In part because of the very offensive and in your face evangelism that many people have had to endure, to even talk about evangelism at all makes me bit uncomfortable. Yet, that makes me all too often fail to tell people about what Christ has done for me, or about my relationship with God; a relationship that defines so much of my life. It’s very personal to me.

Now by personal relationship with God, I don’t mean an individual relationship to God. My relationship to God is bound up in relation to others. I rather mean personal in an intimate sense. It’s profound and deep and unique, but not solitary. I have had visions and mystical experiences of God, but they happened in the context of scripture and ritual that have been cultivated for 2000 years. And it is only through sharing with others that I came to better understand these experiences.

As I’ve shared these experiences, I’ve discovered that people who are at very similar places in their spiritual journey that I am have gotten there in different ways. This reminds me of the Hindu concept that there are different paths to God for different people. And in reading about that I was reminded of the five love languages in personal relationships.

The five love languages was developed in marriage counseling (though I think it applies to other relationships) to describe how what one person sees as an expression of love, the other person may seem differently. “Why don’t you ever say you love me?” “I do! I give you presents all the time!” “But you never say the words!”

The five languages are: gift giving, quality time, words of affirmation, acts of service, and physical touch. My love languages are physical touch and quality time. This is why mediation and the sacraments – which are physical – are so important to my connection to God.

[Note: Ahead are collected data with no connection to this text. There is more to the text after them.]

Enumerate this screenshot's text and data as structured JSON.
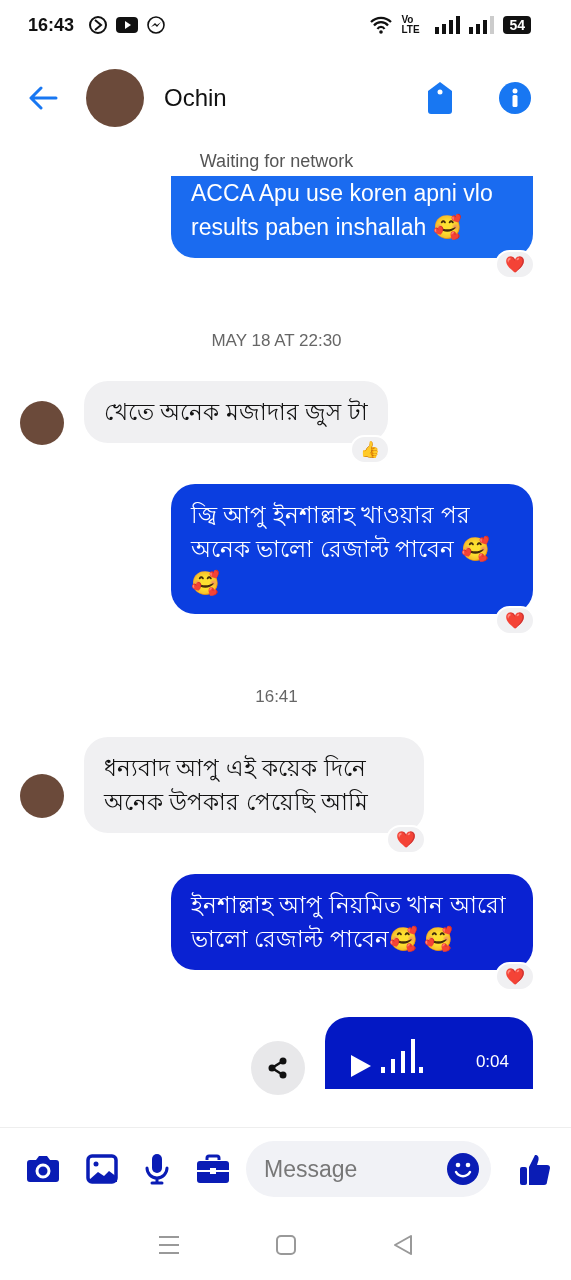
{
  "status_bar": {
    "time": "16:43",
    "network_label": "Vo LTE",
    "battery": "54"
  },
  "header": {
    "contact_name": "Ochin"
  },
  "banner": "Waiting for network",
  "messages": [
    {
      "kind": "out",
      "text": "ACCA Apu use koren apni vlo results paben inshallah 🥰",
      "color": "#1a6bf0",
      "reaction": "❤️"
    },
    {
      "kind": "time",
      "text": "MAY 18 AT 22:30"
    },
    {
      "kind": "in",
      "text": "খেতে অনেক মজাদার জুস টা",
      "reaction": "👍"
    },
    {
      "kind": "out",
      "text": "জ্বি আপু ইনশাল্লাহ খাওয়ার পর অনেক ভালো রেজাল্ট পাবেন 🥰🥰",
      "color": "#0b3ee0",
      "reaction": "❤️"
    },
    {
      "kind": "time",
      "text": "16:41"
    },
    {
      "kind": "in",
      "text": "ধন্যবাদ আপু এই কয়েক দিনে অনেক উপকার পেয়েছি আমি",
      "reaction": "❤️"
    },
    {
      "kind": "out",
      "text": "ইনশাল্লাহ আপু নিয়মিত খান আরো ভালো রেজাল্ট পাবেন🥰 🥰",
      "color": "#0a22d2",
      "reaction": "❤️"
    },
    {
      "kind": "voice",
      "duration": "0:04",
      "color": "#0318c4"
    }
  ],
  "composer": {
    "placeholder": "Message"
  }
}
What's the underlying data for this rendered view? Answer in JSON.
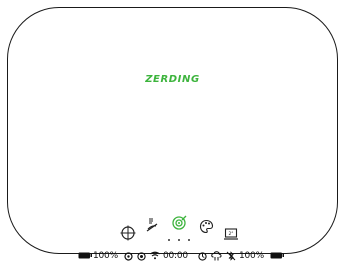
{
  "brand": {
    "logo_text": "ZERDING",
    "accent_color": "#3db43d"
  },
  "modes": [
    {
      "name": "crosshair-mode",
      "icon": "crosshair-circle-icon",
      "active": false
    },
    {
      "name": "wifi-off-mode",
      "icon": "wifi-off-icon",
      "active": false
    },
    {
      "name": "target-mode",
      "icon": "target-icon",
      "active": true
    },
    {
      "name": "palette-mode",
      "icon": "palette-icon",
      "active": false
    },
    {
      "name": "screen-mode",
      "icon": "monitor-icon",
      "active": false
    }
  ],
  "page_indicator": {
    "count": 3
  },
  "status": {
    "battery_left": "100%",
    "time": "00:00",
    "battery_right": "100%"
  }
}
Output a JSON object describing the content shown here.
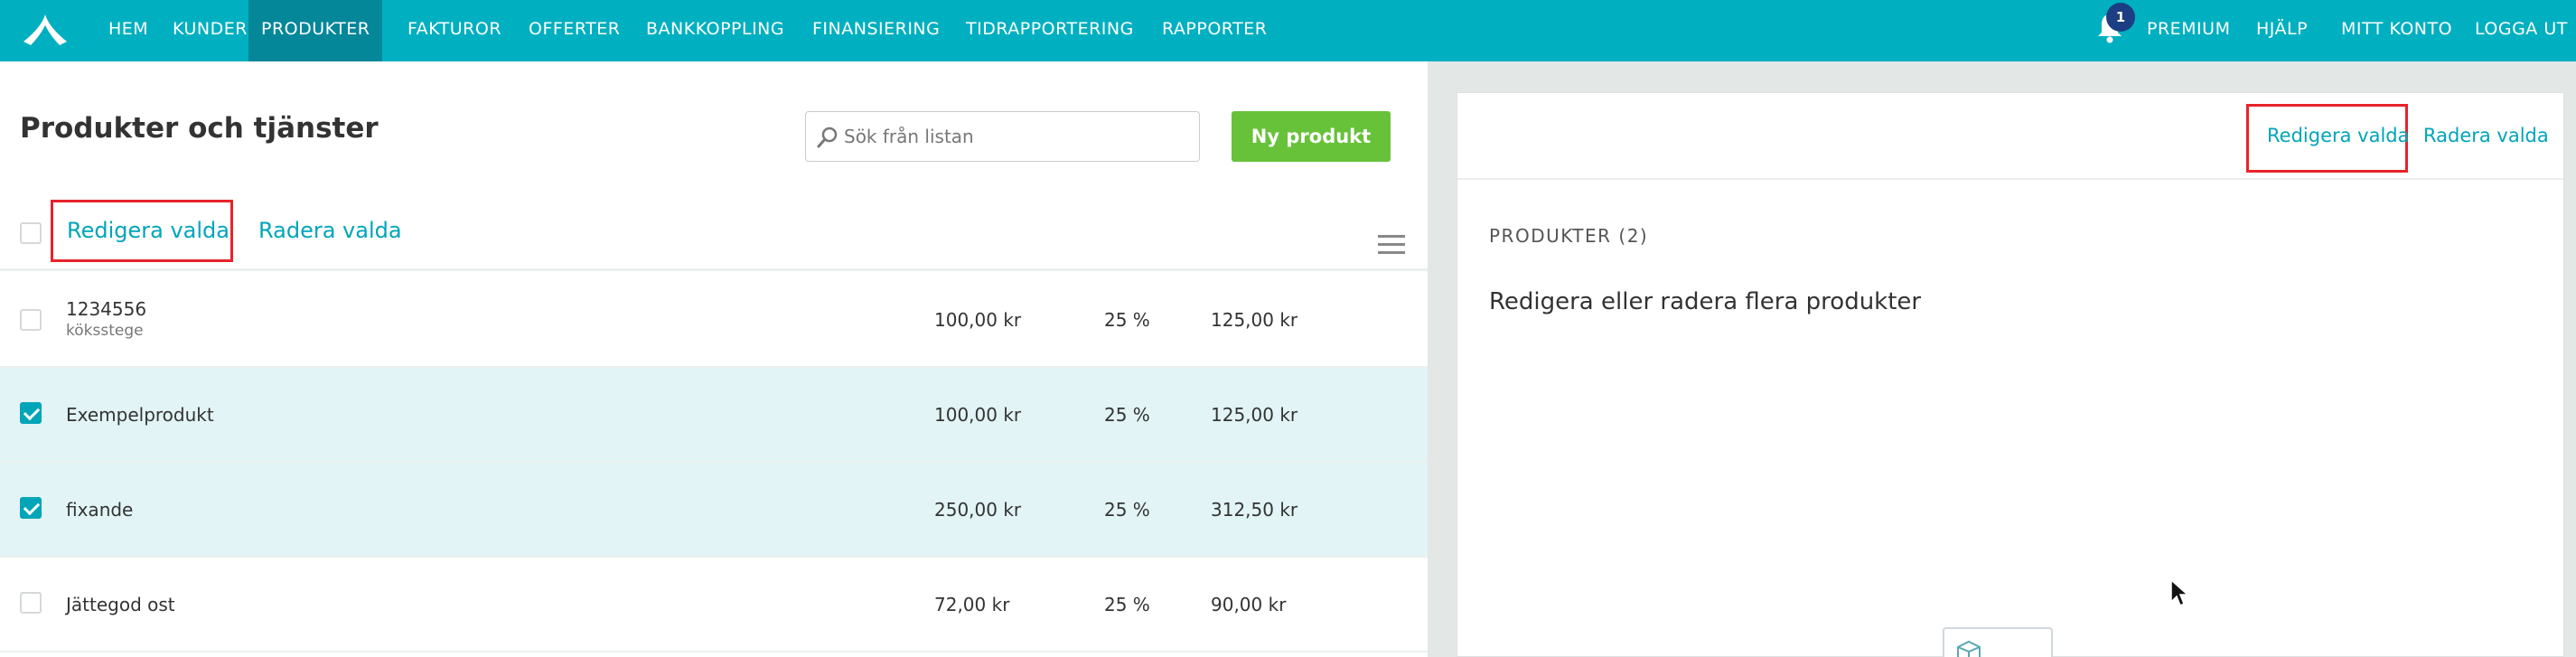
{
  "nav": {
    "items": [
      "HEM",
      "KUNDER",
      "PRODUKTER",
      "FAKTUROR",
      "OFFERTER",
      "BANKKOPPLING",
      "FINANSIERING",
      "TIDRAPPORTERING",
      "RAPPORTER"
    ],
    "active": "PRODUKTER",
    "notification_count": "1",
    "right_items": [
      "PREMIUM",
      "HJÄLP",
      "MITT KONTO",
      "LOGGA UT"
    ],
    "icons": {
      "logo": "logo-icon",
      "notifications": "bell-icon"
    }
  },
  "list": {
    "title": "Produkter och tjänster",
    "search_placeholder": "Sök från listan",
    "new_button": "Ny produkt",
    "bulk_edit": "Redigera valda",
    "bulk_delete": "Radera valda",
    "rows": [
      {
        "name": "1234556",
        "subtitle": "köksstege",
        "price": "100,00 kr",
        "vat": "25 %",
        "total": "125,00 kr",
        "checked": false
      },
      {
        "name": "Exempelprodukt",
        "subtitle": "",
        "price": "100,00 kr",
        "vat": "25 %",
        "total": "125,00 kr",
        "checked": true
      },
      {
        "name": "fixande",
        "subtitle": "",
        "price": "250,00 kr",
        "vat": "25 %",
        "total": "312,50 kr",
        "checked": true
      },
      {
        "name": "Jättegod ost",
        "subtitle": "",
        "price": "72,00 kr",
        "vat": "25 %",
        "total": "90,00 kr",
        "checked": false
      }
    ]
  },
  "detail": {
    "edit_selected": "Redigera valda",
    "delete_selected": "Radera valda",
    "section_label": "PRODUKTER (2)",
    "heading": "Redigera eller radera flera produkter"
  },
  "colors": {
    "topbar": "#00b0c0",
    "active_nav": "#05879a",
    "accent": "#00a5b8",
    "new_button": "#67c23a",
    "highlight": "#e8232a",
    "badge": "#1c3e82",
    "selected_row": "#e2f4f6"
  }
}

Some folks I know connect with God much more intellectually, which I equate with words of affirmation. For some of my social justice focused friends, acts of service is their Godly love language.

For God is love. Our relationship to God is a loving one, no matter how we express or cultivate it. And so I ask you, “Where and when do you speak of your earthly love relationships?” How do you talk to people about your partner, your children, your family, your beloved friends, you pets? Aren’t those conversations imitate, or an invitation to intimacy?

Would you tell those same people about your loving relationship with God? At the same times? Why or why not? These questions are what we’ll be exploring in the weeks to come.

Contemplate your love relationship to God, pay attention to your heart. What makes your heart burn? What would make you rush to others to share? What inspires you to have genuine mutual love, to love one another deeply from the heart?